One of the shrewdest bets of this World Cup? Placing some money on Luis Suarez biting an opponent.

"In football, defence was always superior to attack," Michel Platini once said, but now, it appears, the reverse is true, and not simply because there is a new and adventurous spirit abroad. Defending is an art that seems less interesting to multimillionaire players than it used to, and the unchanging, highly drilled back four is a rarity even in the club game. Players switch teams too often; squads are too big and need rotating; defenders spend way more time being suspended than they ever did. It's hard to see a single country in the tournament that could rely on shutting a team out and hoping to win by pinching a goal from a set piece at the other end. The Russians were boring -- they were coached by Fabio Capello, after all --but they were also inadequate, at both ends of the pitch.

Yet, paradoxically, true strikers are in short supply. Two hundred million people live in Brazil, and just about every single one of them breathes football. So why is Fred playing at centre-forward? Spain were the reigning world and European champions coming into the tournament, yet the only strikers they could call on were ageing David Villa of Melbourne City, hapless Fernando Torres, whose lack of confidence over the past couple of years has been ghastly to watch, and Diego Costa, who bafflingly made two appearances for Brazil in 2013, and who endured a wretched tournament anyway.

Miroslav Klose is, of course, a true striker, but if you'd told him at the 2002 tournament that he'd be getting a game for Germany in 2014, he'd have laughed at you. Klose celebrated his 36th birthday just before this World Cup started, and he could reasonably have expected a global footballing superpower to have found someone else by now. Most Arsenal fans are a little disconcerted to see Lukas Podolski sitting on the German bench, too. At the Emirates we're used to seeing him sitting on the bench -- it's not that. But as Arsenal aren't overburdened with top-quality forwards, we presumed his poor season meant he didn't have a hope in hell of getting anywhere near a squad that has a decent chance of winning the tournament. Klose is the only orthodox striker in Germany's 23-man squad, but their attacking midfielders more than compensate. (Nobody quite knows what Thomas Muller is, but he's the joint top scorer in Brazil.) The "hole" everyone now seems to want to play in will soon be as big as a lunar crater. What's wrong with them all? Here's a career path: hang around on the edge of the box, wait for a rebound off a defender, knock it in from 2 yards, become a national hero. It worked for Gary Lineker and Gerd Muller.
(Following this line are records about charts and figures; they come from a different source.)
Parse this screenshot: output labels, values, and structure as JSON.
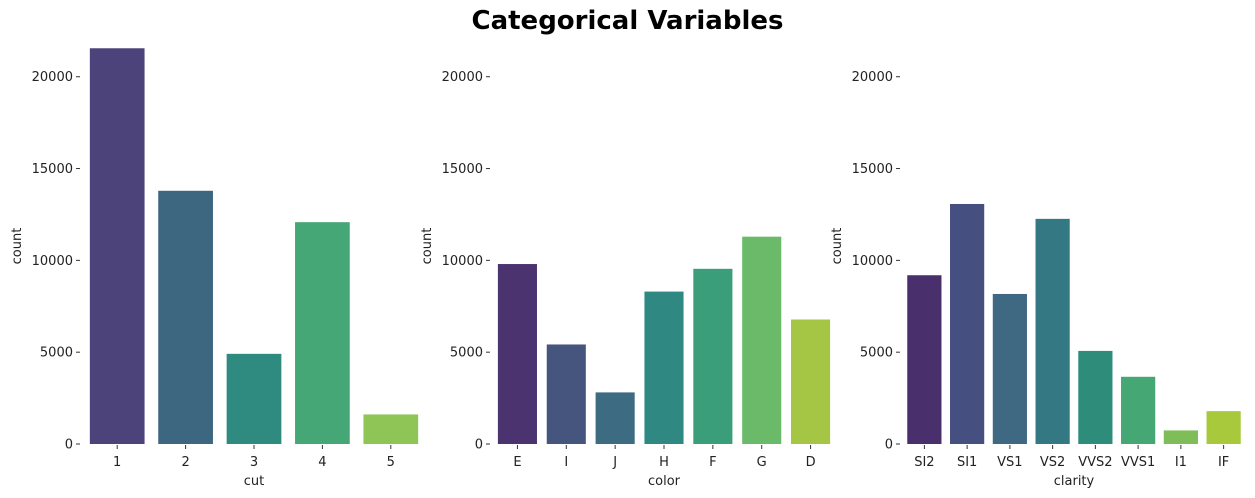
{
  "figure": {
    "title": "Categorical Variables"
  },
  "chart_data": [
    {
      "type": "bar",
      "xlabel": "cut",
      "ylabel": "count",
      "ylim": [
        0,
        22000
      ],
      "yticks": [
        0,
        5000,
        10000,
        15000,
        20000
      ],
      "categories": [
        "1",
        "2",
        "3",
        "4",
        "5"
      ],
      "values": [
        21550,
        13790,
        4910,
        12080,
        1610
      ],
      "colors": [
        "#4b4379",
        "#3d6681",
        "#2f8a80",
        "#46a776",
        "#8fc556"
      ]
    },
    {
      "type": "bar",
      "xlabel": "color",
      "ylabel": "count",
      "ylim": [
        0,
        22000
      ],
      "yticks": [
        0,
        5000,
        10000,
        15000,
        20000
      ],
      "categories": [
        "E",
        "I",
        "J",
        "H",
        "F",
        "G",
        "D"
      ],
      "values": [
        9800,
        5420,
        2810,
        8300,
        9540,
        11290,
        6780
      ],
      "colors": [
        "#4a336f",
        "#45557e",
        "#3d6b82",
        "#2f8882",
        "#3b9e7a",
        "#6bba6a",
        "#a5c544"
      ]
    },
    {
      "type": "bar",
      "xlabel": "clarity",
      "ylabel": "count",
      "ylim": [
        0,
        22000
      ],
      "yticks": [
        0,
        5000,
        10000,
        15000,
        20000
      ],
      "categories": [
        "SI2",
        "SI1",
        "VS1",
        "VS2",
        "VVS2",
        "VVS1",
        "I1",
        "IF"
      ],
      "values": [
        9190,
        13070,
        8170,
        12260,
        5070,
        3660,
        740,
        1790
      ],
      "colors": [
        "#4a2f6d",
        "#454f80",
        "#3f6983",
        "#337883",
        "#2e8c7a",
        "#45a774",
        "#7ebd58",
        "#a9c93c"
      ]
    }
  ]
}
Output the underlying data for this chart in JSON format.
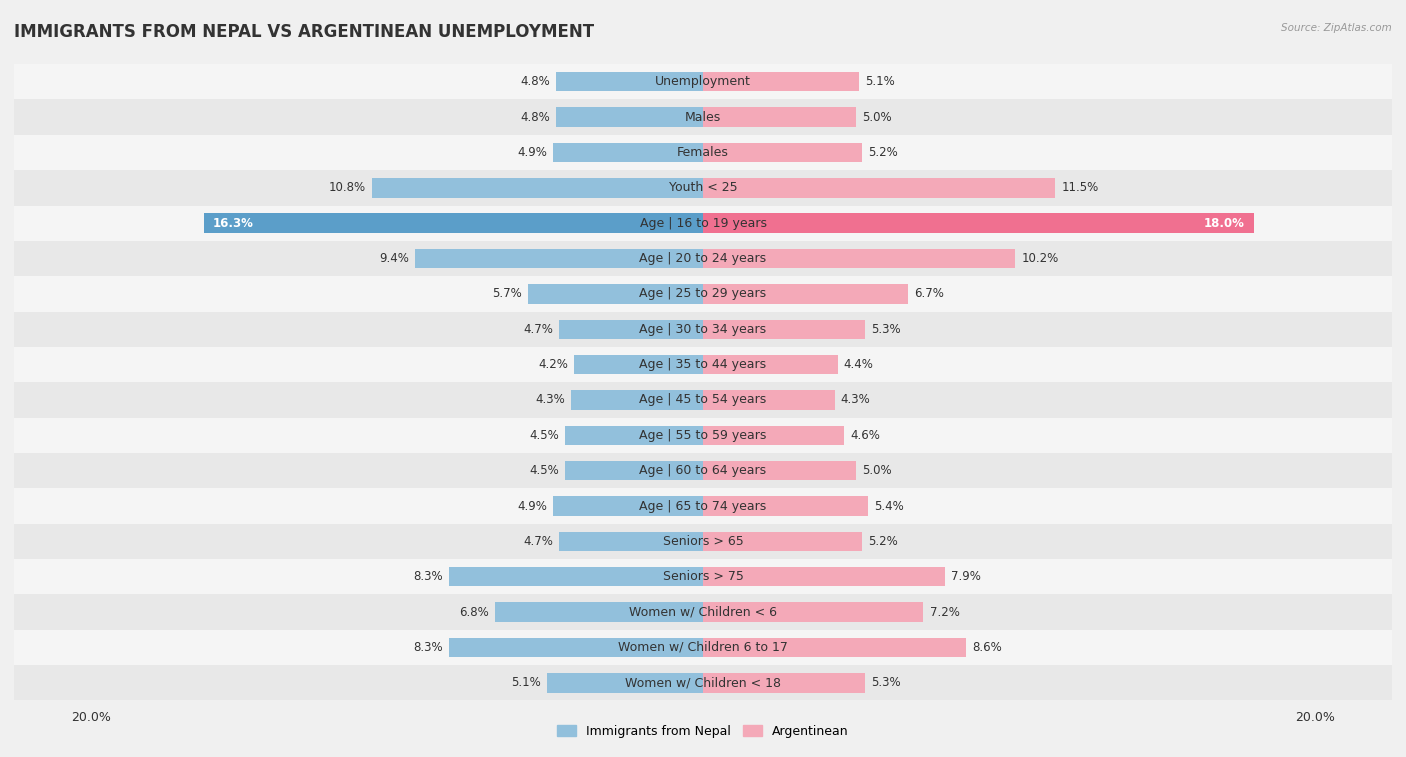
{
  "title": "IMMIGRANTS FROM NEPAL VS ARGENTINEAN UNEMPLOYMENT",
  "source": "Source: ZipAtlas.com",
  "categories": [
    "Unemployment",
    "Males",
    "Females",
    "Youth < 25",
    "Age | 16 to 19 years",
    "Age | 20 to 24 years",
    "Age | 25 to 29 years",
    "Age | 30 to 34 years",
    "Age | 35 to 44 years",
    "Age | 45 to 54 years",
    "Age | 55 to 59 years",
    "Age | 60 to 64 years",
    "Age | 65 to 74 years",
    "Seniors > 65",
    "Seniors > 75",
    "Women w/ Children < 6",
    "Women w/ Children 6 to 17",
    "Women w/ Children < 18"
  ],
  "nepal_values": [
    4.8,
    4.8,
    4.9,
    10.8,
    16.3,
    9.4,
    5.7,
    4.7,
    4.2,
    4.3,
    4.5,
    4.5,
    4.9,
    4.7,
    8.3,
    6.8,
    8.3,
    5.1
  ],
  "argentina_values": [
    5.1,
    5.0,
    5.2,
    11.5,
    18.0,
    10.2,
    6.7,
    5.3,
    4.4,
    4.3,
    4.6,
    5.0,
    5.4,
    5.2,
    7.9,
    7.2,
    8.6,
    5.3
  ],
  "nepal_color": "#92c0dc",
  "argentina_color": "#f4a9b8",
  "nepal_highlight_color": "#5b9ec9",
  "argentina_highlight_color": "#f07090",
  "row_color_even": "#f5f5f5",
  "row_color_odd": "#e8e8e8",
  "background_color": "#f0f0f0",
  "max_value": 20.0,
  "highlight_row": 4,
  "nepal_label": "Immigrants from Nepal",
  "argentina_label": "Argentinean",
  "title_fontsize": 12,
  "label_fontsize": 9,
  "value_fontsize": 8.5
}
Jonathan Brack, a Swedish teacher, made the best and shrewdest bet of the tournament: he got 175/1 on Luis Suarez biting an opponent, and won 1,200 pounds (pending, presumably, Uruguay's desperate, embarrassing appeal). Suarez has provided one of the moments in the tournament to date that will be repeated on television for as long as there are televised World Cups. A couple of the others came in the extraordinary, sad, thrilling game between Netherlands and Spain, but Robin van Persie's header from Daley Blind's brilliant cross, and Arjen Robben's electrifying footrace against Gerard Pique produced only goals, however, and goals, even great ones, are predictable within the context of a football match. The Suarez assault, deplorably unsporting though it might have been, was one of those moments that make sport so addictive: front-page headline news that is at the same time comprehensible, relatively harmless even to the victim, and astounding. Life, regrettably, is not like that, and we should do everything we can to delay its return on July 14.